Forgiveness is healing
Gandhi once said, rightfully so, that “an eye for an eye leaves both eyes blind.” Forgiveness allows us to replace “an eye for an eye” with “an eye for a heart.” A while ago, I connected with the work of Dr. Frederic Luskin, who is director of the Stanford University Forgiveness Projects. He is the author of the bestselling book Forgive for Good: A Proven Prescription for Health and Happiness.
Luskin’s work shows that learning to forgive is good for our physical and emotional health. His research has shown that forgiveness reduces blood pressure, releases anger, anxiety and stress, and increases hope, compassion and wellness in those willing to forgive. As stated on the book’s jacket, “Holding a grudge is hazardous for your health.”
The Stanford Forgiveness Projects created a simple methodology that shows us step by step how to forgive those who have trespassed against us.
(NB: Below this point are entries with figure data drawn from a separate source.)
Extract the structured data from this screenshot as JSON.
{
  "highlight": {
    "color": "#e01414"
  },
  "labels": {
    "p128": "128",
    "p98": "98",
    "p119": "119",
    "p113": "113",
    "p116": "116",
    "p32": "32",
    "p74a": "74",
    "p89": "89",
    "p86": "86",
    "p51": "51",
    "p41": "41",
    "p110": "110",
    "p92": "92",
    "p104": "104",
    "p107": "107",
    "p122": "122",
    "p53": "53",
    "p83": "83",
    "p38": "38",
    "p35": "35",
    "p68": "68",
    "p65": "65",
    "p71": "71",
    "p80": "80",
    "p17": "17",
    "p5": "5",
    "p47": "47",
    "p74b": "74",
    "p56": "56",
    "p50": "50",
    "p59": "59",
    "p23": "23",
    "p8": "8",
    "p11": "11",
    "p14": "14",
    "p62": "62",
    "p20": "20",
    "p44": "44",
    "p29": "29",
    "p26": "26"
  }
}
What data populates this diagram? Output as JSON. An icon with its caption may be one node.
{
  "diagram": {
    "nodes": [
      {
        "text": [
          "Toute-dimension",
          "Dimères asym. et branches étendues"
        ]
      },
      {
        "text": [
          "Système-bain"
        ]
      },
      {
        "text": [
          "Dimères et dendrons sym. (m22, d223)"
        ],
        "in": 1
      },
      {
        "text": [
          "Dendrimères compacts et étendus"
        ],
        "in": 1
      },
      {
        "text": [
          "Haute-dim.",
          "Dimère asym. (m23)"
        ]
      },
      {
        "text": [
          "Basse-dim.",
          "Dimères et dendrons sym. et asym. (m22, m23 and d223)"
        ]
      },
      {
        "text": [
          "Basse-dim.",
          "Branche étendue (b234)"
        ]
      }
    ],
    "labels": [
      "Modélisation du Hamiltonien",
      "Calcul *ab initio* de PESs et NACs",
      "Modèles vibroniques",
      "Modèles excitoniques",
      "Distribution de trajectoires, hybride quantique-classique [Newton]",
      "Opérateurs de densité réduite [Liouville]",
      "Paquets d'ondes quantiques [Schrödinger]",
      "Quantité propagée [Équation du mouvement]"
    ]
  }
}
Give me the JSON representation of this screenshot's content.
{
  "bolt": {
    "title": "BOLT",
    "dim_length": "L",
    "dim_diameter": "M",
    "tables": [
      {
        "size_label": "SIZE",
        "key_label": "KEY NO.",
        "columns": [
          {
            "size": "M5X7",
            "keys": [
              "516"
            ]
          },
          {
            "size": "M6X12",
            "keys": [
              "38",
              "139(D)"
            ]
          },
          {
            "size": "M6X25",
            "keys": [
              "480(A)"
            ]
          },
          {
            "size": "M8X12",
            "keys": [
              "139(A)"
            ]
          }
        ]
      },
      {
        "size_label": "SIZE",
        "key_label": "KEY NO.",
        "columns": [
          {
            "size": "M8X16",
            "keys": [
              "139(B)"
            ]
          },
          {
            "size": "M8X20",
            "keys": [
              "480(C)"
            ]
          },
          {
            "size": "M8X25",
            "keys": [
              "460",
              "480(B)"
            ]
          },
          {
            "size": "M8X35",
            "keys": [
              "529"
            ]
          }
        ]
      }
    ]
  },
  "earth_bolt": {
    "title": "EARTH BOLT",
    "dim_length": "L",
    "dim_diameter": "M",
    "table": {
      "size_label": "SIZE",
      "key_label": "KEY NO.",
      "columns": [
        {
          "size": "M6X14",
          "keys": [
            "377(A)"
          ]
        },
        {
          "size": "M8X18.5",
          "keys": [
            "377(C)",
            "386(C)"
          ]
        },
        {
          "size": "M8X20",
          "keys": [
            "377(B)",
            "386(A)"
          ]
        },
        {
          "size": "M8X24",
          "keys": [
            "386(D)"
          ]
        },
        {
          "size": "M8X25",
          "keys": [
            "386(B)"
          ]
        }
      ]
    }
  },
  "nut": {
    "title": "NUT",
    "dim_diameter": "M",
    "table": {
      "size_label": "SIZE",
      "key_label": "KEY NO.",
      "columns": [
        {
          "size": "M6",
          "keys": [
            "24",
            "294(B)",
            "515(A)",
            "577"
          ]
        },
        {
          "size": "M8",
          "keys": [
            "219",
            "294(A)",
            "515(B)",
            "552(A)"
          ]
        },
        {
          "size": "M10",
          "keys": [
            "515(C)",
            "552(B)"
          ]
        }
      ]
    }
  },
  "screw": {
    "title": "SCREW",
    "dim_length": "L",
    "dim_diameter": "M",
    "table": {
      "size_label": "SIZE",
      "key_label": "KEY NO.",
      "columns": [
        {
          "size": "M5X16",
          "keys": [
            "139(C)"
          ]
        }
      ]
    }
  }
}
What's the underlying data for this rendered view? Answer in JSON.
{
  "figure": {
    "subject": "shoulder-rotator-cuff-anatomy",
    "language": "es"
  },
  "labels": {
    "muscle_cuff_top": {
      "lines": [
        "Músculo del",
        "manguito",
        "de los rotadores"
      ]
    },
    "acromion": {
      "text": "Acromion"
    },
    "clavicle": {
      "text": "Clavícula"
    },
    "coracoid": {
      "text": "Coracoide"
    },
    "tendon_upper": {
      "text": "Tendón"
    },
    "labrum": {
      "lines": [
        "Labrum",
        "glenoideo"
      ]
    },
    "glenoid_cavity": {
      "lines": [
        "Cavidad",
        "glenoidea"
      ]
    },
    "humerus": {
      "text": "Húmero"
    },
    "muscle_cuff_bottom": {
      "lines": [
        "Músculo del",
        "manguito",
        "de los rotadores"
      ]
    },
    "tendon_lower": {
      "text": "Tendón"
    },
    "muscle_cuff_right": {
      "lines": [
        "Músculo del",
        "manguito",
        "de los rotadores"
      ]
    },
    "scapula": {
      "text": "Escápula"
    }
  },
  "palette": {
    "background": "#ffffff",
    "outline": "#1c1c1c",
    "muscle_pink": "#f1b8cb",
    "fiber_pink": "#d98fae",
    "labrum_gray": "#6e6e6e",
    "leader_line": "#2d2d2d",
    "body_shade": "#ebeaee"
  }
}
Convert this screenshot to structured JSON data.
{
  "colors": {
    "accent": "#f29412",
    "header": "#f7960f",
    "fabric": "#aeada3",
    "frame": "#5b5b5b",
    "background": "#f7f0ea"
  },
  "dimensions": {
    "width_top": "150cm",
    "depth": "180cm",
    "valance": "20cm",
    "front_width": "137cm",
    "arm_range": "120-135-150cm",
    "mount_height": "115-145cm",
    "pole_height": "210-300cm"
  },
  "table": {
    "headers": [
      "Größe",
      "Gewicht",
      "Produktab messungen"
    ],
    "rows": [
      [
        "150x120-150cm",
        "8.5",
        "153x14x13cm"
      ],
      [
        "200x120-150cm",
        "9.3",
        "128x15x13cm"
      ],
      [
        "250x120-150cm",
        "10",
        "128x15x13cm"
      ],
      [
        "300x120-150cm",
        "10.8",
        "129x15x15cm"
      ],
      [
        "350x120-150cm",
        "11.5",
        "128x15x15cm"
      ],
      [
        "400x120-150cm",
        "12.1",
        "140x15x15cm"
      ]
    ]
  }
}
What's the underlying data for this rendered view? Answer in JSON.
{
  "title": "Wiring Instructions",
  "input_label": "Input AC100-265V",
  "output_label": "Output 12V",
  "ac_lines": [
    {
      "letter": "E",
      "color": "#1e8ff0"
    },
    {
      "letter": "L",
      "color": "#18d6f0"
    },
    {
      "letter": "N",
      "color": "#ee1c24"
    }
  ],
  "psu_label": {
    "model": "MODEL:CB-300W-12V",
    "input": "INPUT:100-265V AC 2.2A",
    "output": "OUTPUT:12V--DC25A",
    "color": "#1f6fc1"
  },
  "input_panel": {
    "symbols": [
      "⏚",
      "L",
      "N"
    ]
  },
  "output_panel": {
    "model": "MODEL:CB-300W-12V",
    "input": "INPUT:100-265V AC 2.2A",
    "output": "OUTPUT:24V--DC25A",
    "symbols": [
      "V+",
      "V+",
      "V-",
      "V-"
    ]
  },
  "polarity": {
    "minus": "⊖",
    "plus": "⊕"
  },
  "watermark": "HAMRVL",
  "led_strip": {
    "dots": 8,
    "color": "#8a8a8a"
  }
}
Luskin’s nine steps of forgiveness provide a technology, so to speak, to be able to do what Jesus has asked us to do these 2,000 years since his death.
Luskin says forgiveness does not mean that we excuse evil acts perpetrated against us. It does not mean that we can’t or shouldn’t defend ourselves, nor does it mean that we condone destructive behavior.
Forgiveness does not even mean that we must reconcile ourselves with the perpetrator. Forgiveness means that we take stock of what has happened, we grieve our losses and we deliberately make the world a better place by not repaying violence for violence.
What I urge is that, five years after the horrific attacks of 9/11, we, the church community, publicly commit ourselves to the message of forgiveness. We commit to teaching forgiveness and, where possible, model a forgiving nature. We commit to the vision of 9/12, where everyone does his or her piece to heal this world that is riddled with hatred and violence.
We commit ourselves to releasing our grudges and grievances and to teaching our parishes to do so as well. Finally, we commit to learn how to forgive, whether that is through prayer or by partnering with those who have proven technologies, such as Frederic Luskin’s, so that forgiveness becomes more common in this world than anger and revenge.